Выбритый и начищенный, с чемоданчиком в руке вышел Матвей на улицу. Хотел подняться на скалу, узнать, в кого бьют пулеметчики, да поленился. Раз бьют, значит, знают куда. А ему надо в порт, к морю.
Он, наверно, выглядел диковинно в этом задымленном городе, среди грязных солдат, среди трупов и разбитых машин. Он заметил, что на него смотрят не только с удивлением, но и с уважением. Бухта была пуста. На темной воде то в одном, то в другом месте взметывались белесые столбы разрывов. Немцы били по причалам, где скопилось много людей. Вдали синей полоской виднелась заманчивая Тамань – далекая, спасительная земля! Некоторые смельчаки плыли туда: нет-нет и мелькнет среди сверкающей ряби черная голова.
Бой грохотал в самом городе. Немцы не кидали бомб, боялись угодить по своим. Их самолеты пролетали севернее, на мыс, куда отошли крупные силы советских войск.
Возле перекрестка стояли две 76-миллиметровые пушки, тут же сидели десятка полтора красноармейцев. Матвей спросил, почему они не стреляют. С ящика поднялся сержант с нашивками за ранения и не спеша, устало объяснил, что у них нет командиров и они не знают, что делать: или ждать тут, или тянуть орудия в порт.
– Снаряды есть?
– Половина боекомплекта.
– Это сколько же? – уточнил Горбушин. Он хоть и служил артиллеристом на сторожевике, но в сухопутных нормах не разбирался.
– Полсотни на ствол.
– Тогда вперед! Эй, там, последние, на шкентеле! Поживее! – прикрикнул он, и красноармейцы охотно подчинились его бодрому уверенному голосу. Облепили орудия, покатили их на пологий подъем.
Матвей улыбался, помахивая чемоданчиком. Он помнил, что неподалеку, в конце этой улицы, есть сквер с кустарником. Потом – ровное поле до самых холмов, хороший обзор, удобное место для стрельбы.
Однако до сквера они не добрались, там трещали винтовки и автоматы. Высунувшись из полуразбитой хибары, Матвей разобрался, что к чему. По ближнему краю сквера тянулась ломаная линия окопов, тут были наши. А дальше, среди редких акаций, перебегали немцы. Они накапливались в канаве, метрах в пятистах от сквера. Возле холмов поднималась пыль; оттуда подходили танки или автомашины.
Мимо хибары проковыляли двое раненых.
– Товарищи, какая часть? – окликнул их Горбушин.
– Разные, – ответил боец. – Есть и пехота, и танкисты есть.
– А командир где?
– Да мы не знаем. Тут кто как. Кого прижал немец, тот и стреляет.
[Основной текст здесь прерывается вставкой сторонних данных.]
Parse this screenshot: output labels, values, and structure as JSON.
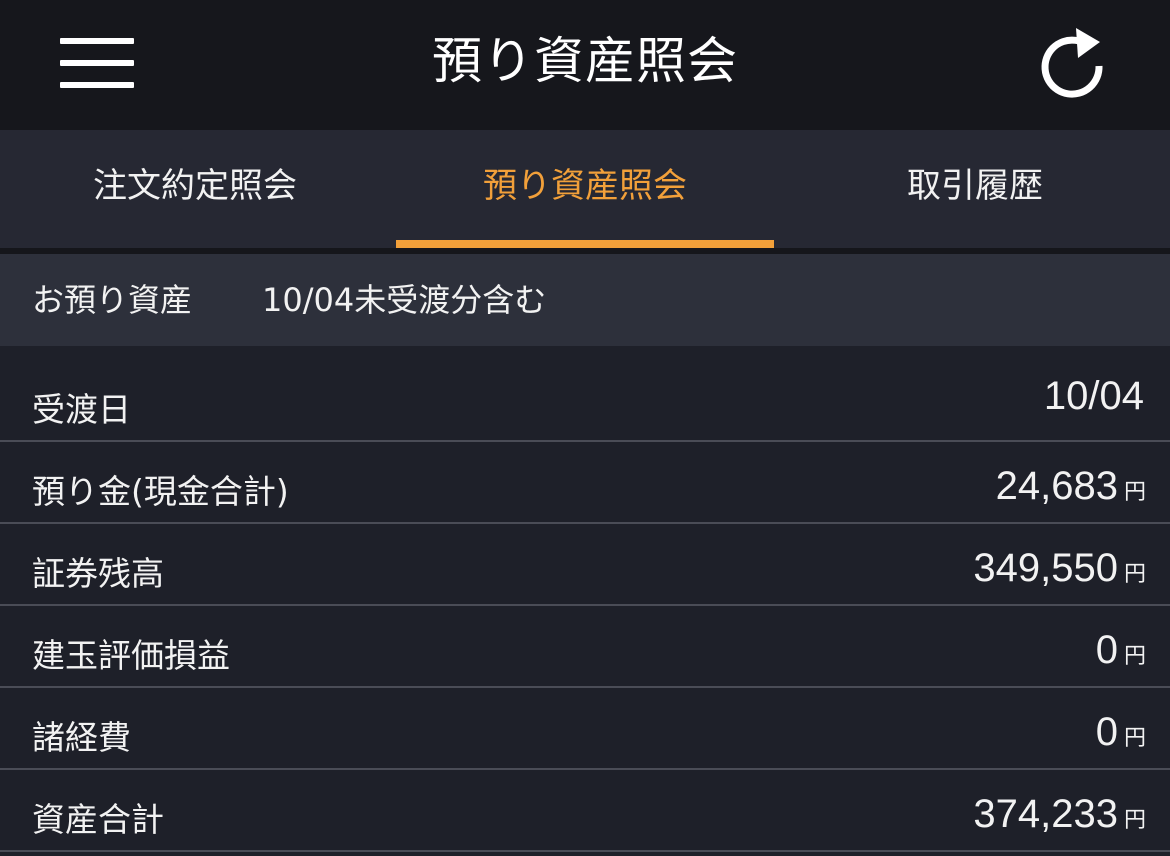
{
  "header": {
    "title": "預り資産照会",
    "menu_icon": "hamburger-menu-icon",
    "refresh_icon": "refresh-icon"
  },
  "tabs": [
    {
      "label": "注文約定照会",
      "active": false
    },
    {
      "label": "預り資産照会",
      "active": true
    },
    {
      "label": "取引履歴",
      "active": false
    }
  ],
  "section": {
    "title": "お預り資産",
    "note": "10/04未受渡分含む"
  },
  "rows": [
    {
      "label": "受渡日",
      "value": "10/04",
      "unit": ""
    },
    {
      "label": "預り金(現金合計)",
      "value": "24,683",
      "unit": "円"
    },
    {
      "label": "証券残高",
      "value": "349,550",
      "unit": "円"
    },
    {
      "label": "建玉評価損益",
      "value": "0",
      "unit": "円"
    },
    {
      "label": "諸経費",
      "value": "0",
      "unit": "円"
    },
    {
      "label": "資産合計",
      "value": "374,233",
      "unit": "円"
    }
  ],
  "colors": {
    "accent": "#f2a03a",
    "header_bg": "#16171c",
    "tab_bg": "#262833",
    "section_bg": "#2d303b",
    "body_bg": "#1e2029"
  }
}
Матвей вышел к артиллеристам и приказал выкатить орудия на прямую наводку. Артиллеристы оказались ребятами умелыми и сноровистыми. Сержант распоряжался сам. Дал десять выстрелов по автоматчикам в кустах, потом перенес огонь на канаву, расстреливая плотно сбившихся немцев.
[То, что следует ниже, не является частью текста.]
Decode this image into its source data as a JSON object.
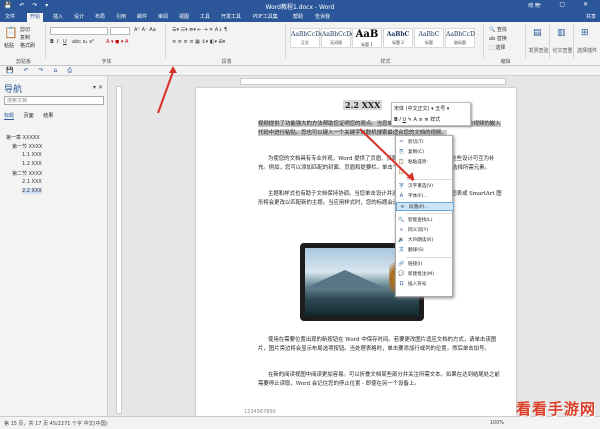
{
  "window": {
    "title": "Word教程1.docx - Word",
    "user": "晓 晓",
    "share": "共享"
  },
  "tabs": [
    "文件",
    "开始",
    "插入",
    "设计",
    "布局",
    "引用",
    "邮件",
    "审阅",
    "视图",
    "工具",
    "开发工具",
    "PDF工具集",
    "帮助"
  ],
  "tell_me": "告诉我",
  "ribbon": {
    "clipboard": {
      "paste": "粘贴",
      "cut": "剪切",
      "copy": "复制",
      "format_painter": "格式刷",
      "label": "剪贴板"
    },
    "font": {
      "label": "字体"
    },
    "paragraph": {
      "label": "段落"
    },
    "styles": {
      "label": "样式",
      "tiles": [
        {
          "sample": "AaBbCcDc",
          "name": "正文"
        },
        {
          "sample": "AaBbCcDc",
          "name": "无间隔"
        },
        {
          "sample": "AaB",
          "name": "标题 1"
        },
        {
          "sample": "AaBbC",
          "name": "标题 2"
        },
        {
          "sample": "AaBbC",
          "name": "标题"
        },
        {
          "sample": "AaBbCcD",
          "name": "副标题"
        }
      ]
    },
    "editing": {
      "find": "查找",
      "replace": "替换",
      "select": "选择",
      "label": "编辑"
    },
    "invoice": {
      "label": "发票查验"
    },
    "review": {
      "label": "论文查重"
    },
    "app": {
      "label": "选择插件"
    }
  },
  "nav": {
    "title": "导航",
    "search_placeholder": "搜索文档",
    "tabs": [
      "标题",
      "页面",
      "结果"
    ],
    "items": [
      "第一章 XXXXX",
      "第一节 XXXX",
      "1.1 XXX",
      "1.2 XXX",
      "第二节 XXXX",
      "2.1 XXX",
      "2.2 XXX"
    ]
  },
  "doc": {
    "heading": "2.2 XXX",
    "p1_hl": "视频提供了功能强大的方法帮助您证明您的观点。当您单击联机视频时，可以在想要添加的视频的嵌入代码中进行粘贴。您也可以键入一个关键字以联机搜索最适合您的文档的视频。",
    "p2": "为使您的文档具有专业外观，Word 提供了页眉、页脚、封面和文本框设计，这些设计可互为补充。例如，您可以添加匹配的封面、页眉和提要栏。单击“插入”，然后从不同库中选择所需元素。",
    "p3": "主题和样式也有助于文档保持协调。当您单击设计并选择新的主题时，图片、图表或 SmartArt 图形将会更改以匹配新的主题。当应用样式时，您的标题会进行更改以匹配新的主题。",
    "p4": "使用在需要位置出现的新按钮在 Word 中保存时间。若要更改图片适应文档的方式，请单击该图片，图片旁边将会显示布局选项按钮。当处理表格时，单击要添加行或列的位置，然后单击加号。",
    "p5": "在新的阅读视图中阅读更加容易。可以折叠文档某些部分并关注所需文本。如果在达到结尾处之前需要停止读取，Word 会记住您的停止位置 - 即使在另一个设备上。",
    "footer_text": "1234567890"
  },
  "mini_toolbar": {
    "font": "宋体 (中文正文)",
    "size": "五号",
    "styles": "样式"
  },
  "context_menu": [
    {
      "label": "剪切(T)",
      "icon": "scissors-icon"
    },
    {
      "label": "复制(C)",
      "icon": "copy-icon"
    },
    {
      "label": "粘贴选项:",
      "icon": "paste-icon"
    },
    {
      "label": "",
      "icon": "paste-keep-icon"
    },
    {
      "label": "汉字重选(V)",
      "icon": "reconvert-icon"
    },
    {
      "label": "字体(F)...",
      "icon": "font-icon"
    },
    {
      "label": "段落(P)...",
      "icon": "paragraph-icon"
    },
    {
      "label": "智能查找(L)",
      "icon": "search-icon"
    },
    {
      "label": "同义词(Y)",
      "icon": "synonym-icon"
    },
    {
      "label": "大声朗读(R)",
      "icon": "speaker-icon"
    },
    {
      "label": "翻译(S)",
      "icon": "translate-icon"
    },
    {
      "label": "链接(I)",
      "icon": "link-icon"
    },
    {
      "label": "新建批注(M)",
      "icon": "comment-icon"
    },
    {
      "label": "插入符号",
      "icon": "symbol-icon"
    }
  ],
  "status": {
    "left": "第 15 页，共 17 页   45/2271 个字   中文(中国)",
    "right": "100%"
  },
  "watermark": "看看手游网"
}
– Дай мне! – попросил охваченный азартом Матвей.
Сержант показал наводчику: отойди. Матвей припал глазом к прицелу, чуть довернул ствол пушки, увидел машину, выползавшую из пыльной завесы. Выстрелил – и промахнулся. Промазал и в другой раз. После этого сержант уважительно, но твердо сказал ему:
–Товарищ командир, снаряды у нас считанные.
Матвей опять забрался в хибару, наблюдал за боем. Вот ведь как: достаточно двух орудий, чтобы заставить немецкую пехоту откатиться на километр. Есть люди, есть пушки, но нет организованности. Если бы каждый участник трехсуточных заседаний в подземелье возглавил оборону на одной улице, то на двадцати улицах немцы дали бы задний ход…
Вечером фашисты бросили на этот участок самолеты. Машина за машиной отваливалась от строя и с ревом неслась к земле, засыпая сквер мелкими бомбами. Тут уж ничего нельзя было сделать, лежи да грызи горелый кирпич, чтобы не завопить от страха.
Бомба разбила орудие. Уцелело пятеро артиллеристов и три снаряда. Матвей приказал выпустить их по гитлеровцам: знайте, мол, что мы живы. Сержант вынул из орудия замок, и все пошли к бухте.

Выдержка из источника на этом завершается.